Farinella Giovanni Maria, Allegra Dario, Moltisanti Marco, Stanco Filippo, Battiato Sebastiano
Dipartimento di Matematica e Informatica, Viale A. Doria 6, 95125 Catania, Italy.
Comput Biol Med. 2016 Oct 1;77:23-39. doi: 10.1016/j.compbiomed.2016.07.006. Epub 2016 Jul 13.
Automatic food understanding from images is an interesting challenge with applications in different domains. In particular, food intake monitoring is becoming more and more important because of the key role that it plays in health and market economies. In this paper, we address the study of food image processing from the perspective of Computer Vision. As first contribution we present a survey of the studies in the context of food image processing from the early attempts to the current state-of-the-art methods. Since retrieval and classification engines able to work on food images are required to build automatic systems for diet monitoring (e.g., to be embedded in wearable cameras), we focus our attention on the aspect of the representation of the food images because it plays a fundamental role in the understanding engines. The food retrieval and classification is a challenging task since the food presents high variableness and an intrinsic deformability. To properly study the peculiarities of different image representations we propose the UNICT-FD1200 dataset. It was composed of 4754 food images of 1200 distinct dishes acquired during real meals. Each food plate is acquired multiple times and the overall dataset presents both geometric and photometric variabilities. The images of the dataset have been manually labeled considering 8 categories: Appetizer, Main Course, Second Course, Single Course, Side Dish, Dessert, Breakfast, Fruit. We have performed tests employing different representations of the state-of-the-art to assess the related performances on the UNICT-FD1200 dataset. Finally, we propose a new representation based on the perceptual concept of Anti-Textons which is able to encode spatial information between Textons outperforming other representations in the context of food retrieval and Classification.

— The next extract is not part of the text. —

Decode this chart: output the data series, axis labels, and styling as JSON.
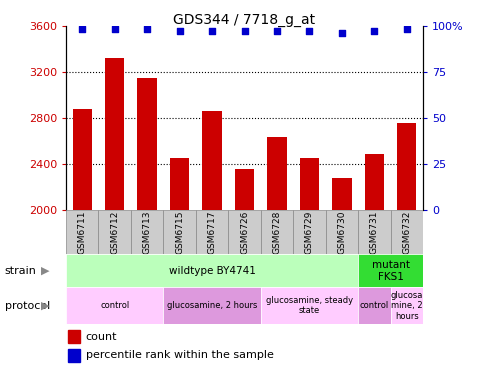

从图像中自动理解食物是一个有趣的挑战,在不同领域都有应用。特别是,食物摄入量监测正变得越来越重要,因为它在健康和市场经济中发挥着关键作用。在本文中,我们从计算机视觉的角度探讨食物图像处理的研究。作为第一项贡献,我们对食物图像处理领域的研究进行了综述,涵盖了从早期尝试到当前最先进方法的发展历程。由于构建饮食监测自动系统(例如,嵌入可穿戴相机中)需要能够处理食物图像的检索和分类引擎,我们将注意力集中在食物图像表示方面,因为它在理解引擎中起着基础性作用。食物检索和分类是一项具有挑战性的任务,因为食物具有高度的多样性和内在的可变形性。为了恰当地研究不同图像表示的特性,我们提出了UNICT - FD1200数据集。它由在真实用餐过程中获取的1200种不同菜肴的4754张食物图像组成。每个食物盘都被多次获取,整个数据集呈现出几何和光度方面的变化。数据集中的图像已根据8个类别进行了手动标注:开胃菜、主菜、副菜、单道菜、配菜、甜点、早餐、水果。我们使用了不同的最先进表示方法进行测试,以评估在UNICT - FD1200数据集上的相关性能。最后,我们基于反纹理的感知概念提出了一种新的表示方法,它能够编码纹理元素之间的空间信息,在食物检索和分类方面优于其他表示方法。